During the early morning of September 6, 1864, Private Dugald Hammonds was on guard duty aboard the steamboat Effie Deans. Hammons walked up to Corporal Augell and casually said, “If I was you and a man wanted to jump overboard I would let him, I wouldn’t say a word to him.” Before the end of the day, Private Hammonds was arrested, jailed, tried, convicted, and sentenced to death for his remark to the corporal.

By 1864, the Union army faced a severe manpower shortage.  Union victories had put large amounts of territory under Federal control, and this territory had to be defended while Northern armies continued to prosecute the war against the South.  Casualties, disease and desertion depleted the Union ranks, and new recruits didn’t make up for the losses.  At the same time, governors were demanding relief from conscription, threatening to severely limit the manpower pool in the North.

Desperate for more men, the Union War Department suggested recruiting Confederate prisoners to augment Northern manpower.  Lincoln approved the plan.  Major General Benjamin Butler recruited two regiments, the 1st and 4th U. S. Volunteers, from Confederate prisoners at Point Lookout.  The 1st Regiment U. S. Volunteers was recruited between January and June 1864.  This regiment was placed under the command of Colonel Charles Dimon.

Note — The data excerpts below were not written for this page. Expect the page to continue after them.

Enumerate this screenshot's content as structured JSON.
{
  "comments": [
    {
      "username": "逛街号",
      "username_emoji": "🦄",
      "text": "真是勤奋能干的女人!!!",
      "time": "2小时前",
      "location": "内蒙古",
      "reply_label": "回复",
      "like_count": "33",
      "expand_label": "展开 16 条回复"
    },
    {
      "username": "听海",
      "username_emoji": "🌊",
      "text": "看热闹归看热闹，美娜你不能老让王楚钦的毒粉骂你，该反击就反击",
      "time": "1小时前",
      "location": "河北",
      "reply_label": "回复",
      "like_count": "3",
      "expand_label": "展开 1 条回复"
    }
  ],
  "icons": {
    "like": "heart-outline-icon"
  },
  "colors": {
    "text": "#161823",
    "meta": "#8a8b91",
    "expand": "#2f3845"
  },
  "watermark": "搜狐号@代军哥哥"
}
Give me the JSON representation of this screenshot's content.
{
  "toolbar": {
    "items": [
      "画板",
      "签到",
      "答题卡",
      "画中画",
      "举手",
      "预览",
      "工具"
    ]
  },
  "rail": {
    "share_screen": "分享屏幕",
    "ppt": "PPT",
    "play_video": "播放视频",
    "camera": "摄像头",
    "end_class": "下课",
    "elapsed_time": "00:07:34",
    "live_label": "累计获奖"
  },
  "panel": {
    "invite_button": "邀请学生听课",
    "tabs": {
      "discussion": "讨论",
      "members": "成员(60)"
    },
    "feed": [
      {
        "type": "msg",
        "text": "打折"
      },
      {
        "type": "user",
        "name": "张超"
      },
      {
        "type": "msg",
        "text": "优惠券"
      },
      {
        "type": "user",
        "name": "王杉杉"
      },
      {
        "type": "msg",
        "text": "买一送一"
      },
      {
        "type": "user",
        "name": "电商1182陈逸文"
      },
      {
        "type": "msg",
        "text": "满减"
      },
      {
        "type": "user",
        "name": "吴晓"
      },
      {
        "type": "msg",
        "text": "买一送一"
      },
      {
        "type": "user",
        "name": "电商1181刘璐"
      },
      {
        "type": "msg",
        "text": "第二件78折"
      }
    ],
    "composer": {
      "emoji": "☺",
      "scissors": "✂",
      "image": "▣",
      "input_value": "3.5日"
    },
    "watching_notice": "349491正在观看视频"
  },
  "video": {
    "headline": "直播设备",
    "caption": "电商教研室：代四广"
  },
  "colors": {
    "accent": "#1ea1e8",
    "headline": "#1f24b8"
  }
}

By April 23, 1864, 1,000 prisoners had enlisted in the 1st U. S. Volunteers. These “Galvanized Yankees” were transported to Norfolk, where they manned the city’s defenses and performed provost duty in town. Recruiting at Point Lookout continued until June 28, when Colonel Dimon decided he had enough men to meet the standard strength of an infantry regiment. Dougald Hammonds was one of the last enlistees, joining the army on June 7, and mustering in with Company K of the 1st Volunteers at Norfolk on June 28.

In June and July 1864, Dimon’s regiment made several raids into North Carolina and skirmished with Rebel partisans. The Galvanized Yankees performed well during the actions, but the Union high command did not trust the men enough to send them into a major engagement. In addition to concerns about the former prisoners’ loyalty, General Ulysses Grant feared that any captured soldiers would be executed by the Confederates for desertion.

Meanwhile, General John Pope, commanding the Department of the Northwest, was clamoring for reinforcements to put down a Sioux uprising that had been raging since 1862. Grant could not spare any regular troops from the Virginia campaign, but he saw this as a perfect assignment for the 1st Volunteers. On August 15, 1864, Colonel Dimon and his regiment left for New York aboard a steamer. From New York, the regiment travelled by train to Chicago, then on to St. Louis.

On August 27, Dimon’s six companies* boarded the steamer Effie Deans and began the slow journey to Fort Rice (about 30 miles south of present-day Bismarck, ND). As the regiment made its way up the Missouri River, Colonel Dimon began to worry about desertion. About 60 men had deserted on the trip out West and another dozen disappeared while the unit was in St. Louis. Almost every night, one or two men would slip over the steamer’s railings. Dimon decided to make an example of a soldier to deter further desertions.

* The other four companies were diverted to Milwaukee.